Sudan’s Salva Kiir decries slow progress in peace implementation
July 17, 2006 (NAIROBI) — Sudan’s First Vice President Salva Kiir on Monday lamented lack of progress in the implementation of the historic north-south peace agreement, which ended 21 years of conflict in southern Sudan.
Addressing a news conference in Nairobi, Kiir who is also the president of autonomous southern Sudan, called on the international community to move fast to start implementing specific aspects of the deal.
“The implementation of the CPA (Comprehensive Peace Agreement) is going slowly than it was expected simply because there is lack of mechanism which was supposed to monitor and to push the parties, ” Kiir told journalists in Nairobi.
“The assessment and evaluation committee even though has been formed, is not the right mechanism to push the parties to implement what they have committed themselves to,” he added.
The Sudan People’s Liberation Movement (SPLM) and Khartoum formed a coalition government after signing a peace deal in 2004 in Nairobi to end more than two decades of north-south civil war.
The deal also ushered in a southern Sudan regional government.
According to Kiir, there were areas where progress has not been made at all in the implementation of the landmark peace deal, which was signed after protracted years of negotiations.
The vice president said there has not yet been any progress on ascertaining the north-south borders, which will determine the division of the oilfields.
“These include the Abyei Boundary Commission. The report which was submitted by the experts has not been implemented and this needs the mediators who participated in the CPA to come along and put pressure on the National Congress Party which has reneged in meeting its obligations,” Kiir said.
Despite the formation of the government of national unity last year, Kiir said progress in several key commissions and committees and other bodies, which were supposed to implement the agreement, are yet to be realized.
Other commissions like the Border and the Petroleum Commissions though they have formed, no progress has been achieved, he said.
“Even though there has been no progress but still we have not lost hope that there would be no progress. It needs the commitment from those who worked day and night to bring peace to the Sudan,” Kiir said.
One of the peace deal’s key tasks is to demarcate a north-south border, which would establish control of oil fields.
Under the agreement, oil revenues from the south would be split roughly equally between the northern and southern governments.
The vice president decried the fact that the international community, which played a crucial role in the success of the peace deal, is merely watching as the situation deteriorates.
He also said the much needed help from the international community has been slow in pushing for the honoring of various aspects and the much needed financial assistance.
“We have not been abandoned but there are areas which we feel the international community has distanced themselves from us which they would have been in a position to intervene,” Kiir said without elaborating.
“Yes, we need the international community’s support so that the CPA can be implemented,” Kiir said but refused to say whether he is comfortable with his current position.
Although the international community welcomed the adoption of the CPA, analysts feel that many problems are preventing its implementation.
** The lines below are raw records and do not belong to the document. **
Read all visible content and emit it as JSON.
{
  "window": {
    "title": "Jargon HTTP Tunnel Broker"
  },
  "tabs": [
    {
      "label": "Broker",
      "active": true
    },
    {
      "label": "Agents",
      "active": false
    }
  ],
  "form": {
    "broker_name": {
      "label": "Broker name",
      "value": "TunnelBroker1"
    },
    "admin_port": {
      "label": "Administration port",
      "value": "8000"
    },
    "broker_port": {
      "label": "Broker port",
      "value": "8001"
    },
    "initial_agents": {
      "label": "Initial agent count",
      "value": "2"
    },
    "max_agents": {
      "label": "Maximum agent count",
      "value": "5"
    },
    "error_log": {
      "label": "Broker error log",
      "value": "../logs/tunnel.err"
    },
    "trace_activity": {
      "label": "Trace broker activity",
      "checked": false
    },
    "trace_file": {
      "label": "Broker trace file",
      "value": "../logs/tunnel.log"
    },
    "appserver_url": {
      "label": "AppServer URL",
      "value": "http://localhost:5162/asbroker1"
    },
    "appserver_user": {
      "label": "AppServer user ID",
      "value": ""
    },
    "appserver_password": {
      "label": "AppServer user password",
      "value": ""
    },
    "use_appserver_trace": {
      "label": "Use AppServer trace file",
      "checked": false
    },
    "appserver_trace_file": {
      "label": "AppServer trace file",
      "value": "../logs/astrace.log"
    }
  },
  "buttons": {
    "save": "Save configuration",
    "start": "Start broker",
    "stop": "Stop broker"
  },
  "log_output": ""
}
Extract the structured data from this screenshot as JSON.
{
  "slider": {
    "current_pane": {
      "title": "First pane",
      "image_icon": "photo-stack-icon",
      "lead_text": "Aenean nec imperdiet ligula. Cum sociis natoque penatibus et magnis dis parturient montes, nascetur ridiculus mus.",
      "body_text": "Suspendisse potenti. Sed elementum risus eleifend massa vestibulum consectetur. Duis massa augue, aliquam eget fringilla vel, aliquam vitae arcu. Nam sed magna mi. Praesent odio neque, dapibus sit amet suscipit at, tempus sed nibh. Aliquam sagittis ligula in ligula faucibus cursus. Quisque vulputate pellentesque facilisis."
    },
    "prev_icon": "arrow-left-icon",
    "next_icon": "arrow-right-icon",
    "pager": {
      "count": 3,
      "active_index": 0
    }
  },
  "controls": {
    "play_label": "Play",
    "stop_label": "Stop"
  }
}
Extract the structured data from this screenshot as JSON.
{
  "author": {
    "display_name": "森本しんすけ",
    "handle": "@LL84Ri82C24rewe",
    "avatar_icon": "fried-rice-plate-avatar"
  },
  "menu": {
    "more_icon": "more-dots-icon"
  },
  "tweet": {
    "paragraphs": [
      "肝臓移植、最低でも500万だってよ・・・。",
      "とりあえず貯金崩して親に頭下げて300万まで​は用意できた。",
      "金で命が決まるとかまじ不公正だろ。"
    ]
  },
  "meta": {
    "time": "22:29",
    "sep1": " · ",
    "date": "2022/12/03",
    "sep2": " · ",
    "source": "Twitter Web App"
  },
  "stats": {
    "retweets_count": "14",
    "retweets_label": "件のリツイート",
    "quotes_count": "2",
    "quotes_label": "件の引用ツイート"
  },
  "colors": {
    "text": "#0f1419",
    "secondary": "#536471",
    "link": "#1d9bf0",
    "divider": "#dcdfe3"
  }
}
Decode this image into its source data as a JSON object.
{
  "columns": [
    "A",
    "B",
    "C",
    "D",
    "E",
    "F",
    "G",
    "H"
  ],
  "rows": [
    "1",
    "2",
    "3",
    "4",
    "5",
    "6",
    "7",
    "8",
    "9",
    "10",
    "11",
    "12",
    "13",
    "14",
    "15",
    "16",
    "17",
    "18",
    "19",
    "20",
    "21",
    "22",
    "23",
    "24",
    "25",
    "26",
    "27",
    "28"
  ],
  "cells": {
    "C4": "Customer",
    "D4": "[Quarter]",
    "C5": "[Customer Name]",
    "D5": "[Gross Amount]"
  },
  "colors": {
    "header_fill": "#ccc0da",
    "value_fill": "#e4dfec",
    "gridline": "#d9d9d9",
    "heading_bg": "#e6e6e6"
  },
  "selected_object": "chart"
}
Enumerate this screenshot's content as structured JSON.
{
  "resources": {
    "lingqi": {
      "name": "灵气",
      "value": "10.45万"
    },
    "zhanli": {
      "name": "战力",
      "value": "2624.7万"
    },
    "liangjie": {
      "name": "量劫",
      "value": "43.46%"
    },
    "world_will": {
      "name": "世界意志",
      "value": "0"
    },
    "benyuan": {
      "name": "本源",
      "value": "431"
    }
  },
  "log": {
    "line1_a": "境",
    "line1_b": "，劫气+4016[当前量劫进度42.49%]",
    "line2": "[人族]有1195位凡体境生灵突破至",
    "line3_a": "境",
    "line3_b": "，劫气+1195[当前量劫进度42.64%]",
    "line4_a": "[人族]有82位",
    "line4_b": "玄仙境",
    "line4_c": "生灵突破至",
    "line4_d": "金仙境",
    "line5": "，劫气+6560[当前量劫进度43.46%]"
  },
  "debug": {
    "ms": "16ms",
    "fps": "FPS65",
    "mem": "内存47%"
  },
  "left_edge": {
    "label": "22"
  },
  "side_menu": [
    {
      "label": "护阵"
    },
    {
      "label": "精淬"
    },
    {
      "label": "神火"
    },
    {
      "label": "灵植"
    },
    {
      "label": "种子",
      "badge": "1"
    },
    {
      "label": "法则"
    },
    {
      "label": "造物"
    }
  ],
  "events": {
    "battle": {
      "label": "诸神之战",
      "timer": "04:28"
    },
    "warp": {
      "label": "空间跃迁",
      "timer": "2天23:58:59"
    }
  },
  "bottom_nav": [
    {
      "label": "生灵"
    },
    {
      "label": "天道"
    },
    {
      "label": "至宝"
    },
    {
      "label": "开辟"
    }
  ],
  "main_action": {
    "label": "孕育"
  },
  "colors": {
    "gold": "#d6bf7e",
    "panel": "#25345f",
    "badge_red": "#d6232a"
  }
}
That the CPA does not address the problem of the conflict in western Darfur — or the marginalisation of the Beja community in the east – could be another stumbling block.
The vice president said he was leaving for Washington at U.S. President George W. Bush’s invitation.
“I cannot explain why President Bush invited me. Whatever he wants to know from me is something which I cannot talk about,” said Kiir, who heads the former southern rebel movement.